Por hoy, tu alma y tus huesos están presentes y para ellos
es la ofrenda de estos días en que el frío del invierno empieza a aterrizar
sobre los pueblos.
Te ofrezco dulce de calabaza para la amargura de tu no
estar. Enciendo la luz suave de las veladoras para no lastimar el vacío de tus
órbitas oculares; quemo incienso y copal que evoquen con sus humos una
epidermis hermana para la piel de tu alma; sobre la mesa que he dispuesto para
ti pongo cartas antiguas y jamás abiertas para que recuerdes el abecedario; te
sirvo pan y tamales para el hambre que tuviste; te doy agua para la aridez
exasperante de la tumba; aproximo una silla vacía para imaginarte en ella;
expongo tu retrato vivo para instalar en mí la ilusión de tu mirada; te brindo
licor para tus penas difuntas; decoro la casa con cempasúchiles frescos para
que encarne en sus pétalos tu corazón perdido.

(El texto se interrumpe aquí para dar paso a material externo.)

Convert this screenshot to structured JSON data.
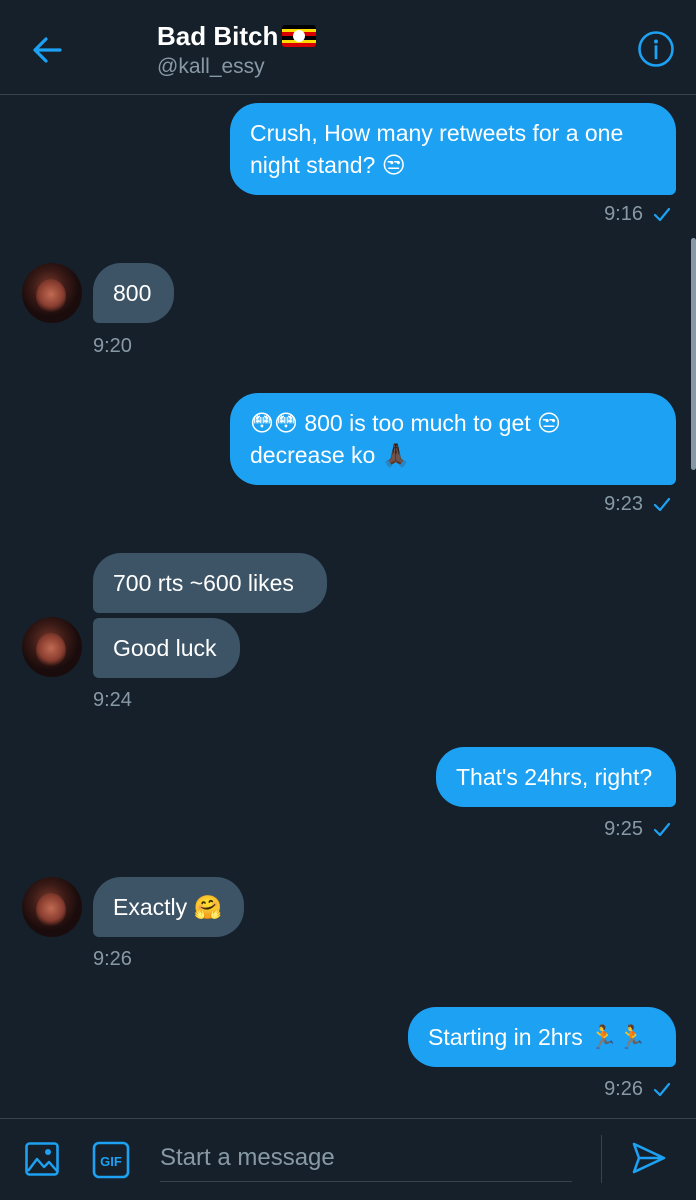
{
  "header": {
    "title": "Bad Bitch",
    "handle": "@kall_essy",
    "back_icon": "arrow-left-icon",
    "info_icon": "info-icon",
    "accent": "#1da1f2"
  },
  "messages": [
    {
      "dir": "out",
      "text": "Crush, How many retweets for a one night stand? 😒",
      "time": "9:16"
    },
    {
      "dir": "in",
      "text": "800",
      "time": "9:20"
    },
    {
      "dir": "out",
      "text": "😳😳 800 is too much to get 😒 decrease ko 🙏🏿",
      "time": "9:23"
    },
    {
      "dir": "in",
      "text": "700 rts ~600 likes"
    },
    {
      "dir": "in",
      "text": "Good luck",
      "time": "9:24"
    },
    {
      "dir": "out",
      "text": "That's 24hrs, right?",
      "time": "9:25"
    },
    {
      "dir": "in",
      "text": "Exactly 🤗",
      "time": "9:26"
    },
    {
      "dir": "out",
      "text": "Starting in 2hrs 🏃🏃",
      "time": "9:26"
    }
  ],
  "composer": {
    "placeholder": "Start a message",
    "gif_label": "GIF"
  },
  "colors": {
    "background": "#15202b",
    "outgoing_bubble": "#1da1f2",
    "incoming_bubble": "#3d5466",
    "muted_text": "#8899a6"
  }
}
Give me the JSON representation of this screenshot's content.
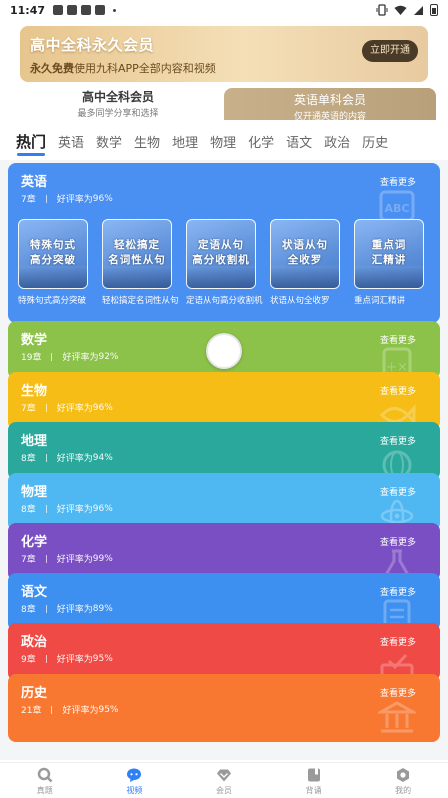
{
  "status_bar": {
    "time": "11:47"
  },
  "banner": {
    "title": "高中全科永久会员",
    "subtitle_bold": "永久免费",
    "subtitle_rest": "使用九科APP全部内容和视频",
    "button": "立即开通"
  },
  "member_tabs": [
    {
      "title": "高中全科会员",
      "desc": "最多同学分享和选择"
    },
    {
      "title": "英语单科会员",
      "desc": "仅开通英语的内容"
    }
  ],
  "subject_tabs": [
    "热门",
    "英语",
    "数学",
    "生物",
    "地理",
    "物理",
    "化学",
    "语文",
    "政治",
    "历史"
  ],
  "active_subject": "热门",
  "rating_prefix": "好评率为",
  "more_label": "查看更多",
  "cards": [
    {
      "name": "英语",
      "chapters": "7章",
      "rating": "96%",
      "color": "#4a8ff2"
    },
    {
      "name": "数学",
      "chapters": "19章",
      "rating": "92%",
      "color": "#8cc24a"
    },
    {
      "name": "生物",
      "chapters": "7章",
      "rating": "96%",
      "color": "#f5bd16"
    },
    {
      "name": "地理",
      "chapters": "8章",
      "rating": "94%",
      "color": "#2aa89b"
    },
    {
      "name": "物理",
      "chapters": "8章",
      "rating": "96%",
      "color": "#4fb8f2"
    },
    {
      "name": "化学",
      "chapters": "7章",
      "rating": "99%",
      "color": "#7a4fc3"
    },
    {
      "name": "语文",
      "chapters": "8章",
      "rating": "89%",
      "color": "#3d8ff0"
    },
    {
      "name": "政治",
      "chapters": "9章",
      "rating": "95%",
      "color": "#ef4a45"
    },
    {
      "name": "历史",
      "chapters": "21章",
      "rating": "95%",
      "color": "#f87832"
    }
  ],
  "english_videos": [
    {
      "thumb": "特殊句式\n高分突破",
      "title": "特殊句式高分突破"
    },
    {
      "thumb": "轻松搞定\n名词性从句",
      "title": "轻松搞定名词性从句"
    },
    {
      "thumb": "定语从句\n高分收割机",
      "title": "定语从句高分收割机"
    },
    {
      "thumb": "状语从句\n全收罗",
      "title": "状语从句全收罗"
    },
    {
      "thumb": "重点词\n汇精讲",
      "title": "重点词汇精讲"
    }
  ],
  "bottom_nav": [
    {
      "label": "真题",
      "icon": "search-icon"
    },
    {
      "label": "视频",
      "icon": "chat-bubble-icon"
    },
    {
      "label": "会员",
      "icon": "diamond-icon"
    },
    {
      "label": "背诵",
      "icon": "book-icon"
    },
    {
      "label": "我的",
      "icon": "profile-icon"
    }
  ],
  "active_nav": "视频",
  "colors": {
    "accent": "#2f7ff6",
    "banner_gold": "#e7c58e"
  }
}
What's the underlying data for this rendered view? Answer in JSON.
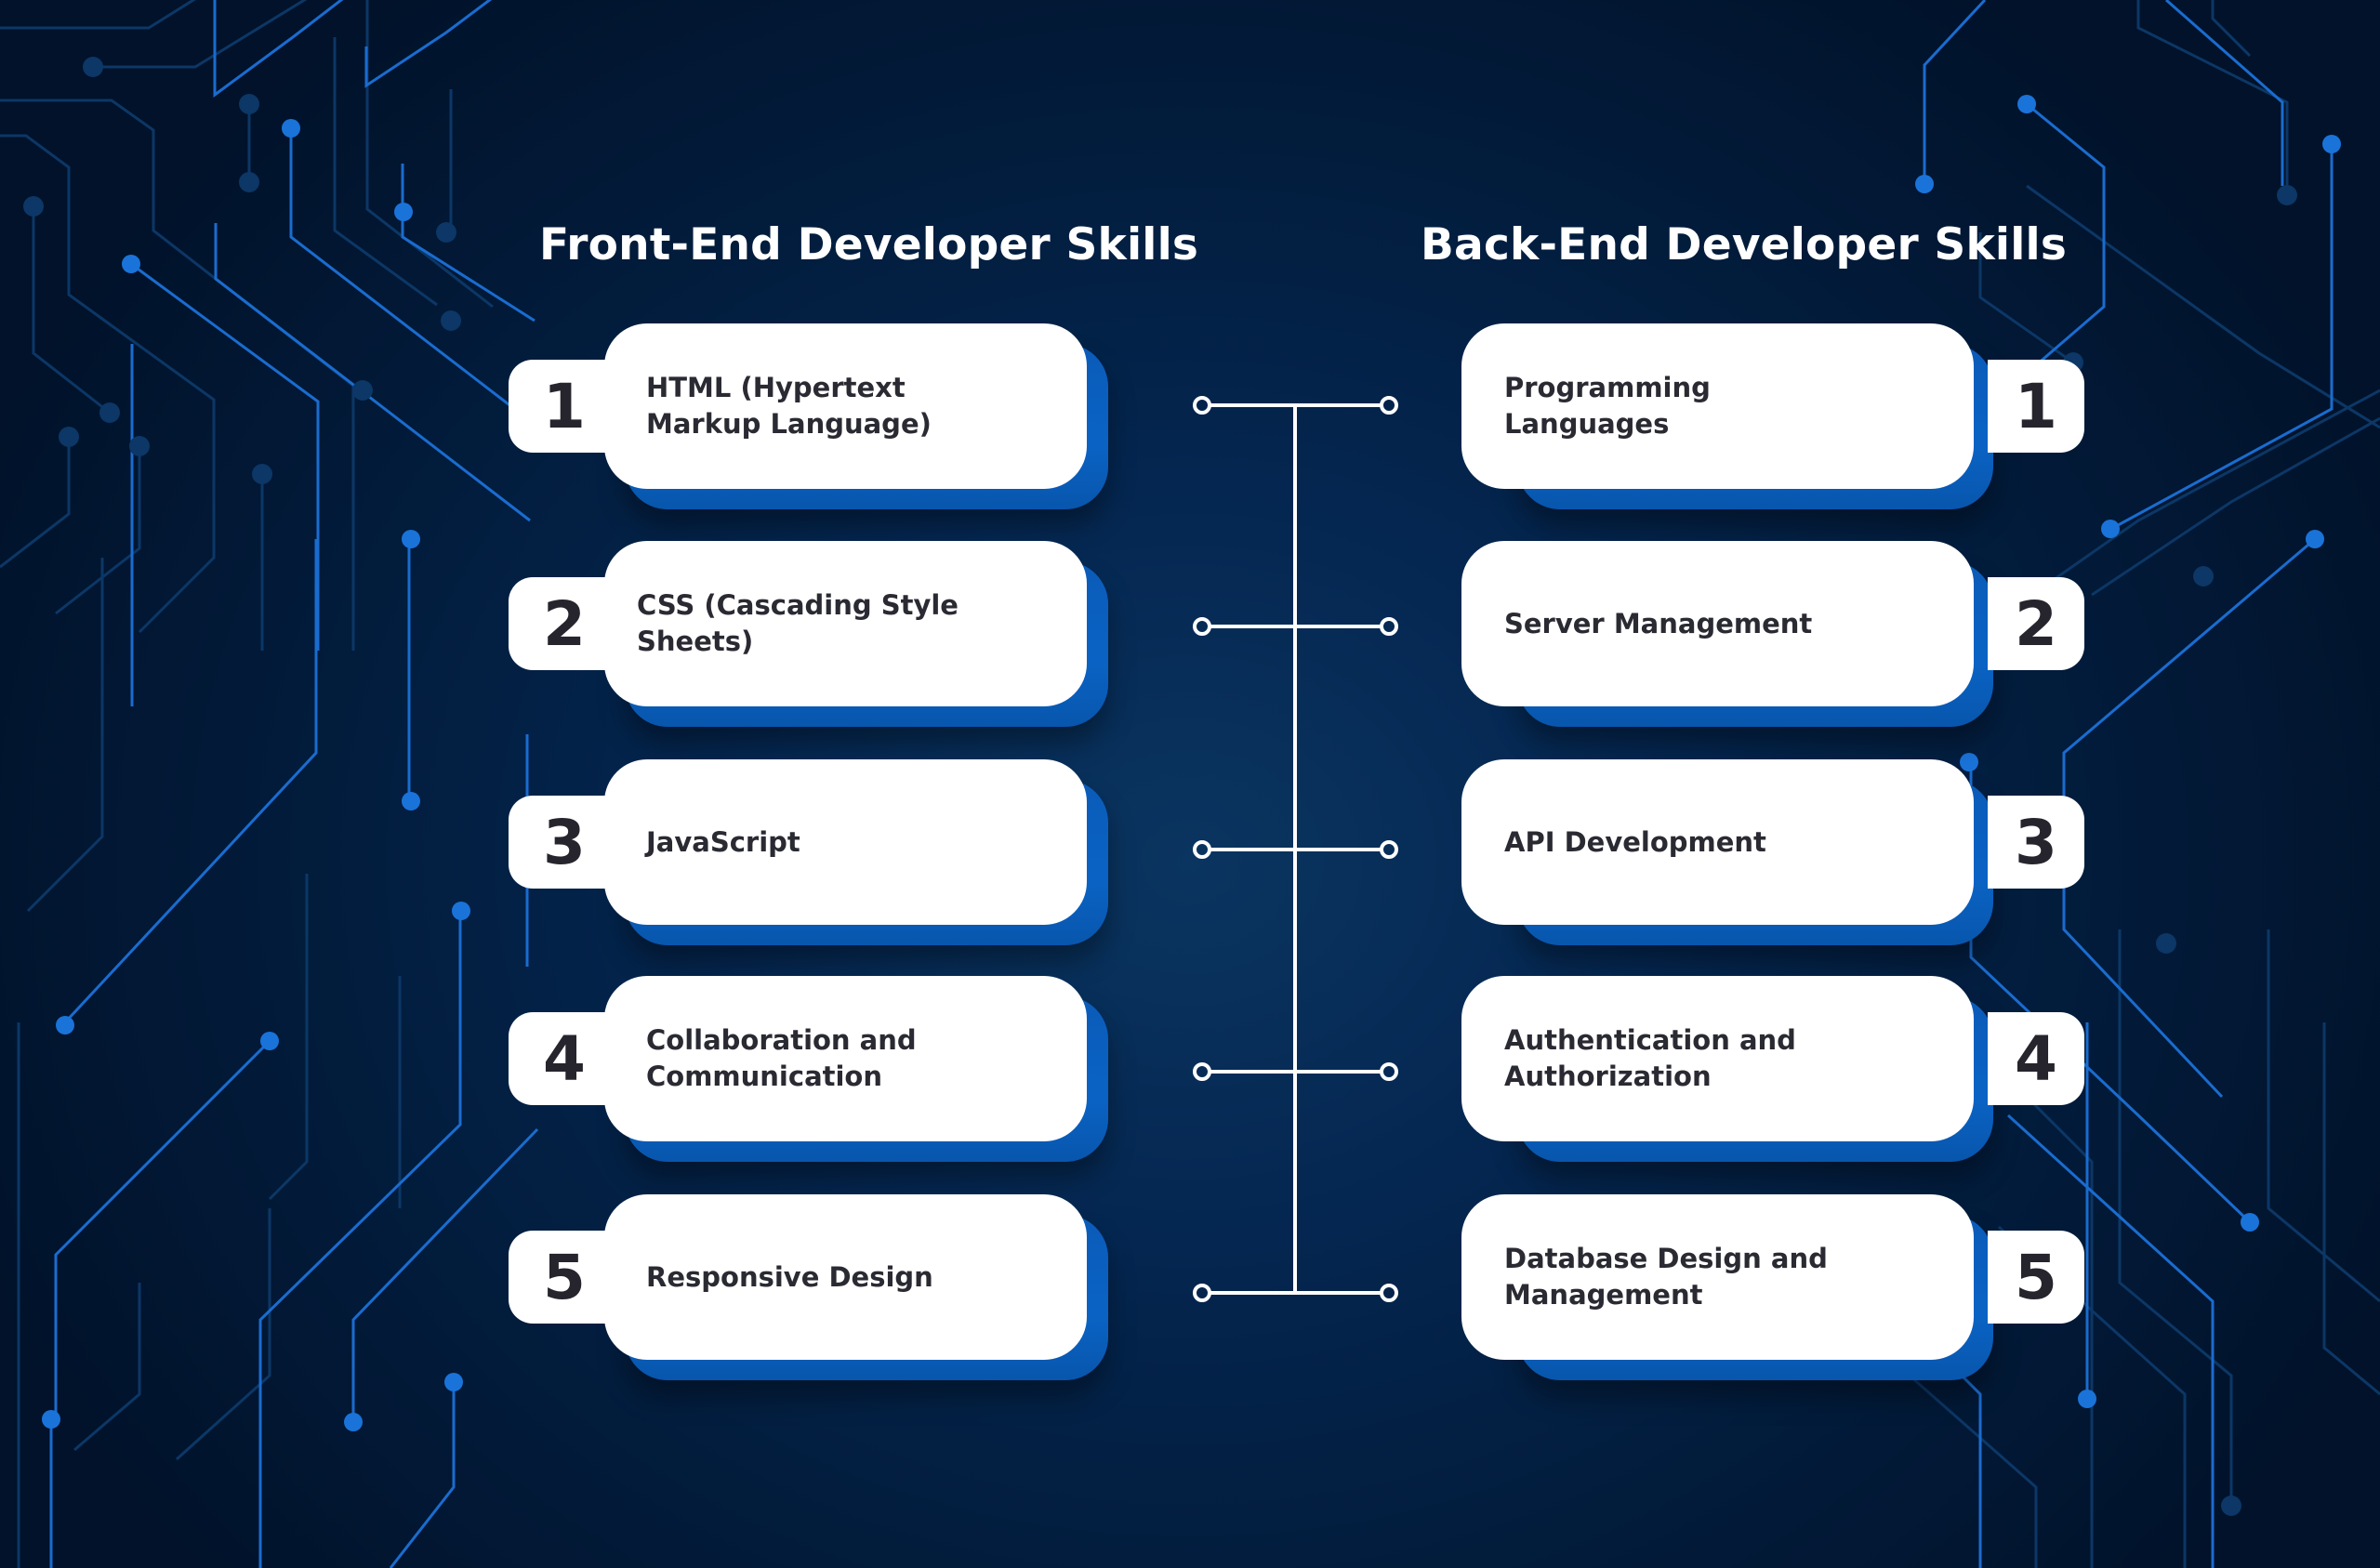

Esto no tiene nada que ver con el Diablo o con Dios, con
paraísos o con infiernos, con espantos y aparecidos; es un impulso para
descifrarme y descifrarte en lo que queda de tus huesos, en lo que te queda de
alma, en lo que permanece de ambas cosas. Es lo más parecido a un encuentro,
con su parte de fiesta y su parte de tristeza, en este mundo, porque no hay
otro, entre alguien que es y alguien que fue y de quien no resta, sino huesos o
cenizas y un alma menguante.
Tú deshabitas en el aire, en mi cabeza o en la tierra
inaccesible debajo de una lápida, pero en estos días te has hecho presente con
algo indefinible. Estás tan cerca como para hablarte, para tocarte casi, y
poner ante ti una pizca de existencia. No están tu gracia ni tu risa ni tu
enojo ni tu llanto. No está tu esencia, pero sí tu almendra. Déjame comulgar
con tu alma y con tus huesos. Déjame distraerte de tu muerte por un instante
con la vida que brota desde el abismo elemental y ciego del amor entrañable.